Defects in atomically thin semiconductors and their moiré heterostructures have emerged as a unique testbed for quantum science. Strong light–matter coupling, large spin–orbit interaction and enhanced Coulomb correlations facilitate a spin–photon interface for future qubit operations and efficient single-photon quantum emitters. Yet, directly observing the relevant interplay of the electronic structure of a single defect with other microscopic elementary excitations on their intrinsic length, time and energy scales remained a long-held dream. Here we directly resolve in space, time and energy how a spin–orbit-split energy level of an isolated selenium vacancy in a moiré-distorted WSe₂ monolayer evolves under the controlled excitation of lattice vibrations, using lightwave scanning tunnelling microscopy and spectroscopy. By locally launching a phonon oscillation and taking ultrafast energy-resolved snapshots of the vacancy’s states faster than the vibration period, we directly measure the impact of electron–phonon coupling in an isolated single-atom defect. The combination of atomic spatial, sub-picosecond temporal and millielectronvolt energy resolution marks a disruptive development towards a comprehensive understanding of complex quantum materials, where the key microscopic elementary interactions can now be disentangled, one by one.
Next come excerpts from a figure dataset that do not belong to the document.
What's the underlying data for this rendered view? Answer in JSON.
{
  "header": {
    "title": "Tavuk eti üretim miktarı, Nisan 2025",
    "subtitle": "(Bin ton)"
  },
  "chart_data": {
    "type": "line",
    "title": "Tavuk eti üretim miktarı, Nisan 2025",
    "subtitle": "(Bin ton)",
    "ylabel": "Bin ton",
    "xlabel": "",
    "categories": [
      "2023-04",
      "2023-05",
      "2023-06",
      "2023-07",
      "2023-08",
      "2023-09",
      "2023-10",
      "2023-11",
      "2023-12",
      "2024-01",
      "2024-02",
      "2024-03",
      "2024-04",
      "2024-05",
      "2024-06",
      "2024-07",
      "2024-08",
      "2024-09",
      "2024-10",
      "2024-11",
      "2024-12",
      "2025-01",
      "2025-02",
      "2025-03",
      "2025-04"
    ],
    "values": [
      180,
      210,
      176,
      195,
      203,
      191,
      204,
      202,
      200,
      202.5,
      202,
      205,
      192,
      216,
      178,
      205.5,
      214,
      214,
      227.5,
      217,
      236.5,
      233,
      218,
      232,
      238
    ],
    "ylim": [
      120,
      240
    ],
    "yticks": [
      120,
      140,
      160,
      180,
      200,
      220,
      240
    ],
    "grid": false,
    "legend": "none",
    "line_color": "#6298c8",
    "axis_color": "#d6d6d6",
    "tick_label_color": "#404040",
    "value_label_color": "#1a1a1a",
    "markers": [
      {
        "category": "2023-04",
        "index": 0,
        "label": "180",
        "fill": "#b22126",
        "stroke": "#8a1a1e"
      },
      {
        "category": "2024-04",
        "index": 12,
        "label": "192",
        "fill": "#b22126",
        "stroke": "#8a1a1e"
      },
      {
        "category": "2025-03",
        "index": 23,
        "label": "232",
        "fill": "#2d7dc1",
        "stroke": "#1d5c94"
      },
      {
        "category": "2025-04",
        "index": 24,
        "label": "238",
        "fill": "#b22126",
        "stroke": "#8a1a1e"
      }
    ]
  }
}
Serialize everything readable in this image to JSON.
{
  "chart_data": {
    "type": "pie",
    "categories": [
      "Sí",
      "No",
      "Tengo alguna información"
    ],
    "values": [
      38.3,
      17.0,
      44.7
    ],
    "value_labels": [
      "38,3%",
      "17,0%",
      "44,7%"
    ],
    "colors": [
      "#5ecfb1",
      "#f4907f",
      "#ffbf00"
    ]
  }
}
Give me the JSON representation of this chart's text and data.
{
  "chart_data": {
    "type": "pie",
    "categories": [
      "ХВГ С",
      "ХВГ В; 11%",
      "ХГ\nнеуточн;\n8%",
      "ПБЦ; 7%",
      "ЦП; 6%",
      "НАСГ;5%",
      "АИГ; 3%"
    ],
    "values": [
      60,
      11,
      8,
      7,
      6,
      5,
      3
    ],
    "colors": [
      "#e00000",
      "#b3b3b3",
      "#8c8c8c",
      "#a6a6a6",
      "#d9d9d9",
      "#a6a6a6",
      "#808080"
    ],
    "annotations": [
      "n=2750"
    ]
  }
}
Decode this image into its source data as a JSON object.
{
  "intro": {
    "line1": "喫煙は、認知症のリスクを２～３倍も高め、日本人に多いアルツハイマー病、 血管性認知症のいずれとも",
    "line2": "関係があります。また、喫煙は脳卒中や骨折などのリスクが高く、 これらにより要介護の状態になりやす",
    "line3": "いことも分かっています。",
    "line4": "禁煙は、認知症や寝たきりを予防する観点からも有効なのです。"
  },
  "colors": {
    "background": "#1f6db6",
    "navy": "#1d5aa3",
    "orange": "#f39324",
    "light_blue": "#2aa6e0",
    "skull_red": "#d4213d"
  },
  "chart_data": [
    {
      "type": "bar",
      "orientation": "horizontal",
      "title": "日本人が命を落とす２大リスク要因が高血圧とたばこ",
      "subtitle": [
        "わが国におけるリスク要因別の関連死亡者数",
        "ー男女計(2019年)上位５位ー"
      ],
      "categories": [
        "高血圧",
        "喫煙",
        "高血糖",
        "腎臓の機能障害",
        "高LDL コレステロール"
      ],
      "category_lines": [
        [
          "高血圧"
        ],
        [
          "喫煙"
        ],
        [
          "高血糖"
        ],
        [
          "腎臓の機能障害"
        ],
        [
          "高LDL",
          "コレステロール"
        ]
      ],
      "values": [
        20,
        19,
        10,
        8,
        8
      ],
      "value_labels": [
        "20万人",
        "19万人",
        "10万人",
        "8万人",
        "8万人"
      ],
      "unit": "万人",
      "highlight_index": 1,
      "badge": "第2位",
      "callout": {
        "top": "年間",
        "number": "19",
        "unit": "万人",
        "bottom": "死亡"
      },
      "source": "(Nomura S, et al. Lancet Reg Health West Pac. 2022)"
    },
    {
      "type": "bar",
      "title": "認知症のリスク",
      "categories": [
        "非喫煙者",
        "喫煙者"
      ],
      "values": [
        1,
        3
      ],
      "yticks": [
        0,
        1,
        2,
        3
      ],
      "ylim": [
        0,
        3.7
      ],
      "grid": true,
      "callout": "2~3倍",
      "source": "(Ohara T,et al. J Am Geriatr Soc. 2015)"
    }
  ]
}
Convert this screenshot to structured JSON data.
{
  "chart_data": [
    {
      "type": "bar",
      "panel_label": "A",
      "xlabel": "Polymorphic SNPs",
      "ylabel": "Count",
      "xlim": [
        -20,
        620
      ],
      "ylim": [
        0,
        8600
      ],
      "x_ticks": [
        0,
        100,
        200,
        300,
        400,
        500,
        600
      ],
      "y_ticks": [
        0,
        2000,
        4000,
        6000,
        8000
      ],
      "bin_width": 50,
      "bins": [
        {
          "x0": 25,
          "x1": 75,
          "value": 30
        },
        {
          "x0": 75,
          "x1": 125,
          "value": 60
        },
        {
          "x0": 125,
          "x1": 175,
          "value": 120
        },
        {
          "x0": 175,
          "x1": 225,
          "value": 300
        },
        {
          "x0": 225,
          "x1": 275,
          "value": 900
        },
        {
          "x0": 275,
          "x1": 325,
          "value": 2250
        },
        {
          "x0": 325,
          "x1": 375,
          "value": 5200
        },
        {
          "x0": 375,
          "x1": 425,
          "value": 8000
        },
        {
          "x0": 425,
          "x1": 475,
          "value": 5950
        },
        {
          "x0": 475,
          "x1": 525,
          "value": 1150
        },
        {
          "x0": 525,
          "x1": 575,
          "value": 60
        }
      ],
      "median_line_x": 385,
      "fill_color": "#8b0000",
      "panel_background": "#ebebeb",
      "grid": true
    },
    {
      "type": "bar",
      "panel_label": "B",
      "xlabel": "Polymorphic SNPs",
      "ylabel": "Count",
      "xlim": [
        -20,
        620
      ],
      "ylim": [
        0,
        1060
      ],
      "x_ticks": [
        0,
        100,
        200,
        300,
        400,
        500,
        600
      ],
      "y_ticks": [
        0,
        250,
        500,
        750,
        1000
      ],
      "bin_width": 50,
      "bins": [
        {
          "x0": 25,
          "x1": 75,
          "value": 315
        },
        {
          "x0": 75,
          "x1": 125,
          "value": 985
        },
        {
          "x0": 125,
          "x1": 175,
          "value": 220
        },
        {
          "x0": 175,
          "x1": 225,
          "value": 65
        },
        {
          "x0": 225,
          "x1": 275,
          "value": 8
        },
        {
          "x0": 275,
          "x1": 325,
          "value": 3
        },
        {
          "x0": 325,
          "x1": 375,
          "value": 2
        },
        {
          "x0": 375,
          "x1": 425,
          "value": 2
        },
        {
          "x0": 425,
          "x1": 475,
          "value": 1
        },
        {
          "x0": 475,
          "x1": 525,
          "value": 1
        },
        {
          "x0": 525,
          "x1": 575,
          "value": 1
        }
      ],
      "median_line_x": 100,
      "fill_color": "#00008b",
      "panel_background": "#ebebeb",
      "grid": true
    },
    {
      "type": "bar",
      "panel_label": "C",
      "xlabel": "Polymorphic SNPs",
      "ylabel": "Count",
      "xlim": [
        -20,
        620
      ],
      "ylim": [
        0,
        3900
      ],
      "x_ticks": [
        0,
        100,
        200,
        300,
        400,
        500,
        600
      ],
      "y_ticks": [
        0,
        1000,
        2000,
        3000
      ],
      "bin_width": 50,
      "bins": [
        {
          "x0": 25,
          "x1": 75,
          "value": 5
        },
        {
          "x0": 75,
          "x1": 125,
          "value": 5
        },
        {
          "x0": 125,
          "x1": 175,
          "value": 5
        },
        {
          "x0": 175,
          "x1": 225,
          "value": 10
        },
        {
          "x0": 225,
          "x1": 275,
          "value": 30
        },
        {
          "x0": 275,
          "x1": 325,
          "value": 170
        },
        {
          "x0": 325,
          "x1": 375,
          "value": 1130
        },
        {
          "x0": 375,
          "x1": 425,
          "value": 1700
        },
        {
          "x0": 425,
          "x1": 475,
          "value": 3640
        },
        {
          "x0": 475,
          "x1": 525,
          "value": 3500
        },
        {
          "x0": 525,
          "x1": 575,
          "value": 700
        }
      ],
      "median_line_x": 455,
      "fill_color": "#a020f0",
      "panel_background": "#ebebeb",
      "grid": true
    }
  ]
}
原子薄半导体及其莫尔异质结构的缺陷已成为量子科学的独特测试平台。强光-物质耦合、大自旋-轨道相互作用和增强的库仑相关性有利于未来量子位操作和高效单光子量子发射器的自旋-光子界面。然而，直接观察单个缺陷的电子结构与其他微观基本激发在其固有长度、时间和能量尺度上的相关相互作用仍然是一个长期的梦想。在这里，我们使用光波扫描隧道显微镜和光谱学，在空间、时间和能量上直接解析莫尔扭曲的WSe _{2单层中孤立的硒空位的自旋轨道分裂能级在晶格振动的受控激发下如何演化。}通过局部启动声子振荡并以比振动周期更快的速度拍摄空位状态的超快能量分辨快照，我们直接测量了孤立单原子缺陷中电子-声子耦合的影响。原子空间、亚皮秒时间和毫电子伏能量分辨率的结合标志着对复杂量子材料的全面理解的颠覆性发展，现在可以一一解开关键的微观基本相互作用。